Causation involves two distinct enquiries namely factual causation and then legal causation.
The test for factual causation is generally described as the ‘but for’ test.
In the insurance context the enquiry is focused on the occurrence of the insured peril. But for the peril relied on and insured, would the loss event have occurred?
If factual causation is established the second part of the enquiry is whether the loss is sufficiently closely connected to the factual cause to be characterised as the legal cause of the loss.
In that regard, the yardstick in the insurance context is what the parties intended in the policy.
The court in Concord Insurance Co Limited v Oelofsen NO 1992 said that ‘effect must be given to the party’s own perception of causality’.
In an insurance contract, legal causation is assessed with reference to the standard laid down in the insurance contract. It is not a consideration of what public policy demands as in delict or criminal law.

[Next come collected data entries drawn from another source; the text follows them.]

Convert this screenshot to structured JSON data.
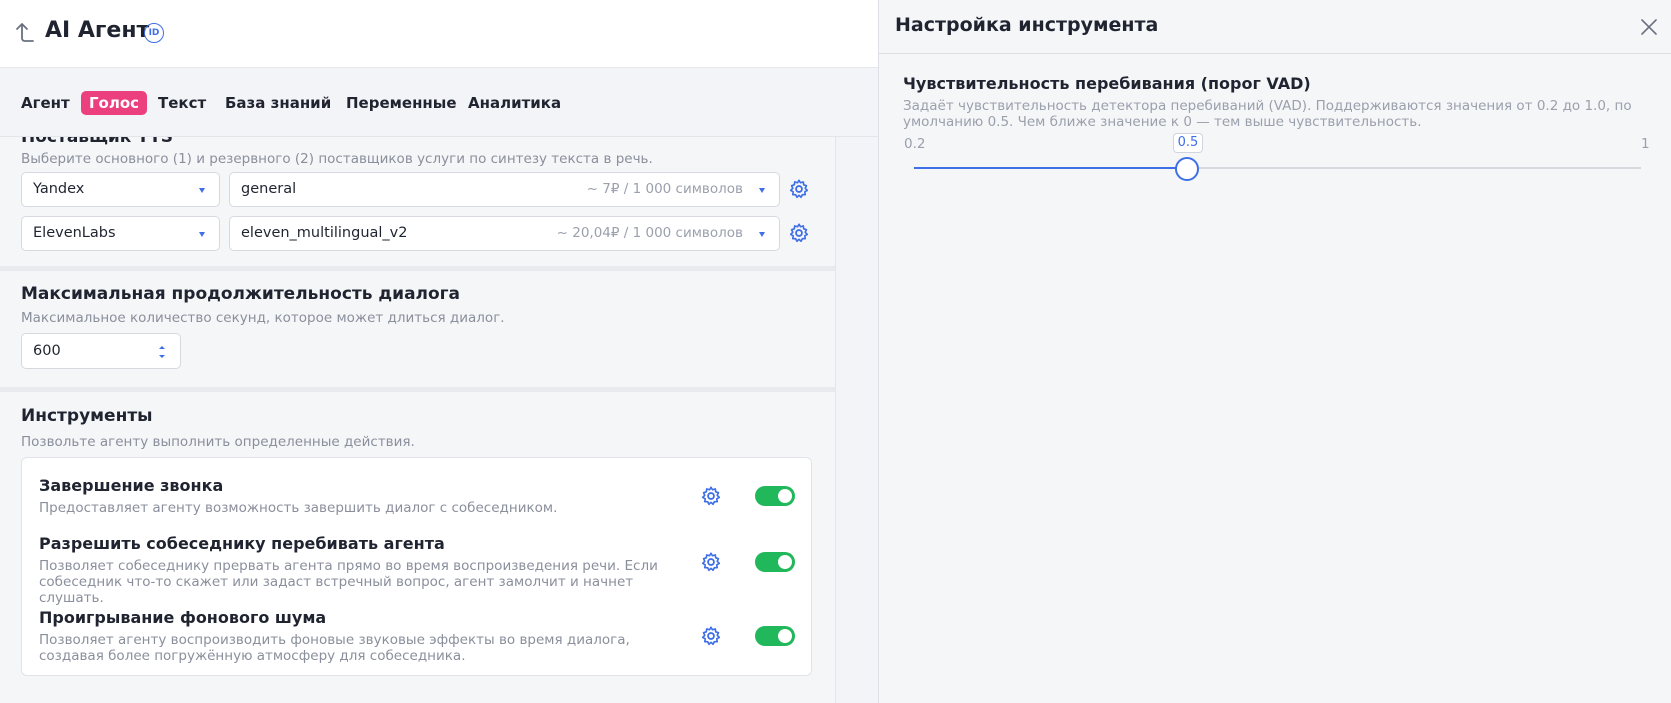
{
  "header": {
    "title": "AI Агент",
    "id_badge": "ID"
  },
  "tabs": [
    {
      "label": "Агент",
      "active": false
    },
    {
      "label": "Голос",
      "active": true
    },
    {
      "label": "Текст",
      "active": false
    },
    {
      "label": "База знаний",
      "active": false
    },
    {
      "label": "Переменные",
      "active": false
    },
    {
      "label": "Аналитика",
      "active": false
    }
  ],
  "tts": {
    "title": "Поставщик TTS",
    "description": "Выберите основного (1) и резервного (2) поставщиков услуги по синтезу текста в речь.",
    "rows": [
      {
        "provider": "Yandex",
        "model": "general",
        "price": "~ 7₽ / 1 000 символов"
      },
      {
        "provider": "ElevenLabs",
        "model": "eleven_multilingual_v2",
        "price": "~ 20,04₽ / 1 000 символов"
      }
    ]
  },
  "duration": {
    "title": "Максимальная продолжительность диалога",
    "description": "Максимальное количество секунд, которое может длиться диалог.",
    "value": "600"
  },
  "tools": {
    "title": "Инструменты",
    "description": "Позвольте агенту выполнить определенные действия.",
    "items": [
      {
        "title": "Завершение звонка",
        "description": "Предоставляет агенту возможность завершить диалог с собеседником.",
        "enabled": true
      },
      {
        "title": "Разрешить собеседнику перебивать агента",
        "description": "Позволяет собеседнику прервать агента прямо во время воспроизведения речи. Если собеседник что-то скажет или задаст встречный вопрос, агент замолчит и начнет слушать.",
        "enabled": true
      },
      {
        "title": "Проигрывание фонового шума",
        "description": "Позволяет агенту воспроизводить фоновые звуковые эффекты во время диалога, создавая более погружённую атмосферу для собеседника.",
        "enabled": true
      }
    ]
  },
  "panel": {
    "title": "Настройка инструмента",
    "param_title": "Чувствительность перебивания (порог VAD)",
    "param_description": "Задаёт чувствительность детектора перебиваний (VAD). Поддерживаются значения от 0.2 до 1.0, по умолчанию 0.5. Чем ближе значение к 0 — тем выше чувствительность.",
    "slider": {
      "min": 0.2,
      "max": 1,
      "value": 0.5,
      "min_label": "0.2",
      "max_label": "1",
      "value_label": "0.5"
    }
  },
  "colors": {
    "accent": "#3f6fe6",
    "active_tab": "#ec3f7e",
    "toggle_on": "#20b85a"
  },
  "icons": [
    "back-arrow-icon",
    "id-icon",
    "chevron-down-icon",
    "gear-icon",
    "spinner-arrows-icon",
    "close-icon"
  ]
}
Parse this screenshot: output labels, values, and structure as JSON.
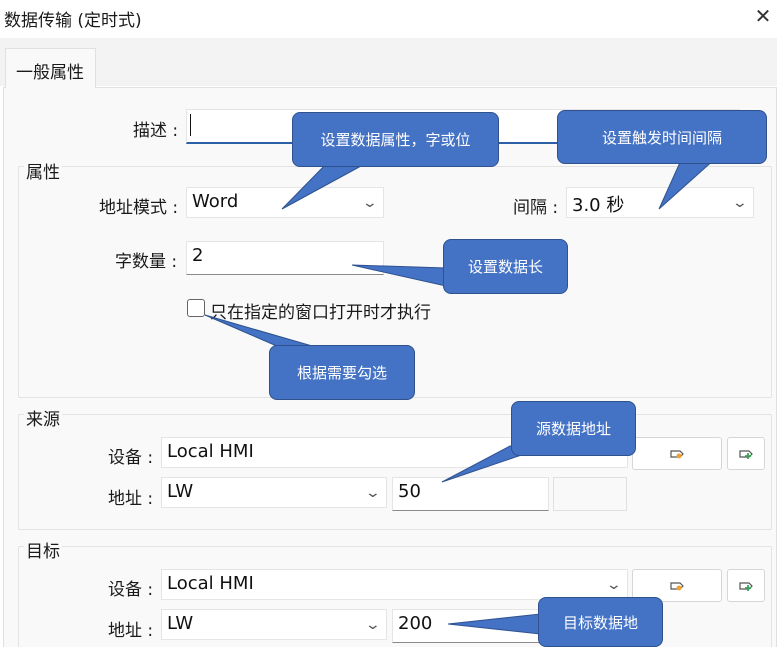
{
  "window": {
    "title": "数据传输 (定时式)",
    "close_glyph": "✕"
  },
  "tabs": [
    {
      "label": "一般属性"
    }
  ],
  "description": {
    "label": "描述 :",
    "value": ""
  },
  "attributes": {
    "group_title": "属性",
    "address_mode": {
      "label": "地址模式 :",
      "value": "Word"
    },
    "interval": {
      "label": "间隔 :",
      "value": "3.0  秒"
    },
    "word_count": {
      "label": "字数量 :",
      "value": "2"
    },
    "only_when_window_open": {
      "label": "只在指定的窗口打开时才执行",
      "checked": false
    }
  },
  "source": {
    "group_title": "来源",
    "device": {
      "label": "设备 :",
      "value": "Local HMI"
    },
    "address": {
      "label": "地址 :",
      "type": "LW",
      "value": "50"
    }
  },
  "target": {
    "group_title": "目标",
    "device": {
      "label": "设备 :",
      "value": "Local HMI"
    },
    "address": {
      "label": "地址 :",
      "type": "LW",
      "value": "200"
    }
  },
  "callouts": {
    "set_data_attr": "设置数据属性，字或位",
    "set_trigger_interval": "设置触发时间间隔",
    "set_data_length": "设置数据长",
    "check_as_needed": "根据需要勾选",
    "source_address": "源数据地址",
    "target_address": "目标数据地"
  },
  "colors": {
    "callout_fill": "#4472C4",
    "callout_border": "#2F528F",
    "accent": "#2B5FA6"
  }
}
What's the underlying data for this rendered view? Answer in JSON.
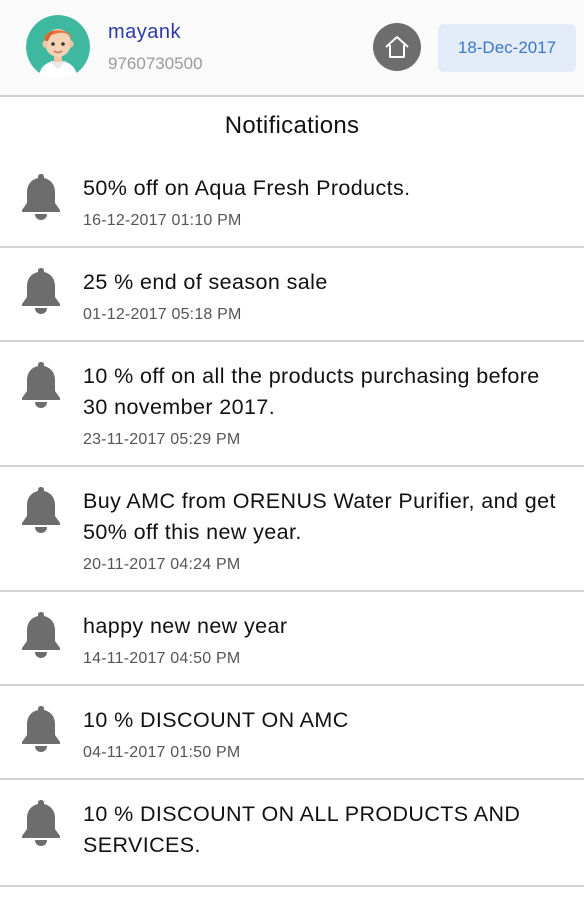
{
  "header": {
    "user_name": "mayank",
    "user_phone": "9760730500",
    "date": "18-Dec-2017",
    "home_icon": "home-icon",
    "avatar_icon": "avatar-icon"
  },
  "page_title": "Notifications",
  "notifications": [
    {
      "message": "50% off on Aqua Fresh Products.",
      "time": "16-12-2017 01:10 PM",
      "icon": "bell-icon"
    },
    {
      "message": "25 % end of season sale",
      "time": "01-12-2017 05:18 PM",
      "icon": "bell-icon"
    },
    {
      "message": "10 % off on all the products purchasing before 30 november 2017.",
      "time": "23-11-2017 05:29 PM",
      "icon": "bell-icon"
    },
    {
      "message": "Buy AMC from ORENUS Water Purifier, and get 50% off this new year.",
      "time": "20-11-2017 04:24 PM",
      "icon": "bell-icon"
    },
    {
      "message": "happy new new year",
      "time": "14-11-2017 04:50 PM",
      "icon": "bell-icon"
    },
    {
      "message": "10 % DISCOUNT ON AMC",
      "time": "04-11-2017 01:50 PM",
      "icon": "bell-icon"
    },
    {
      "message": "10 % DISCOUNT ON ALL PRODUCTS AND SERVICES.",
      "time": "",
      "icon": "bell-icon"
    }
  ],
  "colors": {
    "username": "#2b3aa8",
    "date_text": "#3a78c9",
    "date_bg": "#e3ecf8",
    "icon_gray": "#6d6d6d",
    "divider": "#d4d4d4"
  }
}
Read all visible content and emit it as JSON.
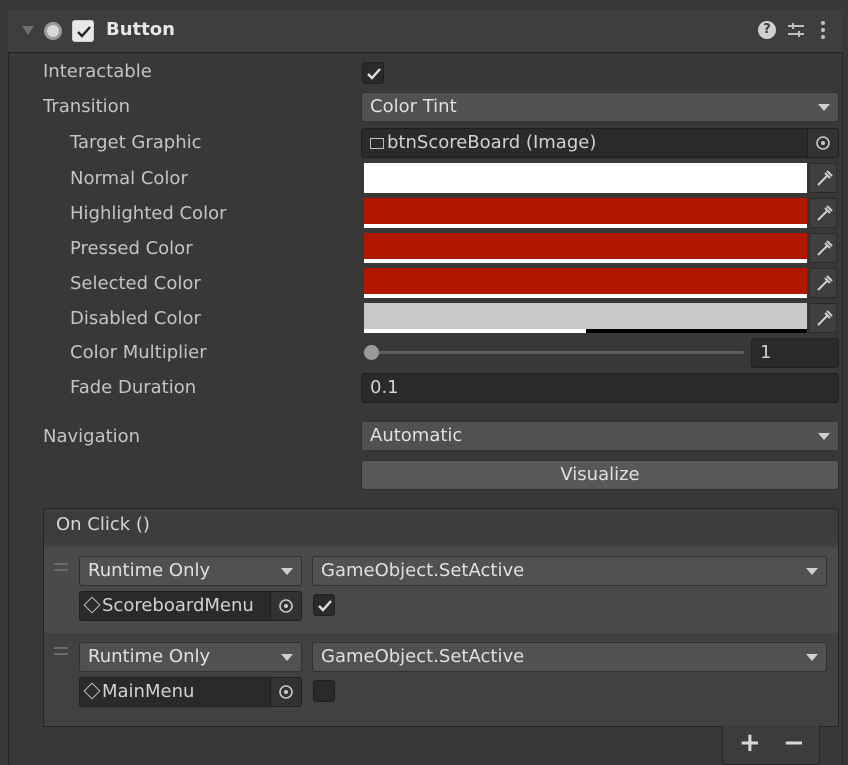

So even if factual causation is established, an insured must also establish that the insured peril and the loss are sufficiently closely connected to satisfy the contractual standard that must be met to establish legal causation (see Napier NO v Collett & Another 1995).
In determining the proximate cause of the loss insured against, regard must be had to both factual and legal causation.
The proximate cause of the loss does not necessarily mean the latest cause in time but refers to the direct, dominant, operative and efficient cause.
Each case must be decided on its own wording and facts.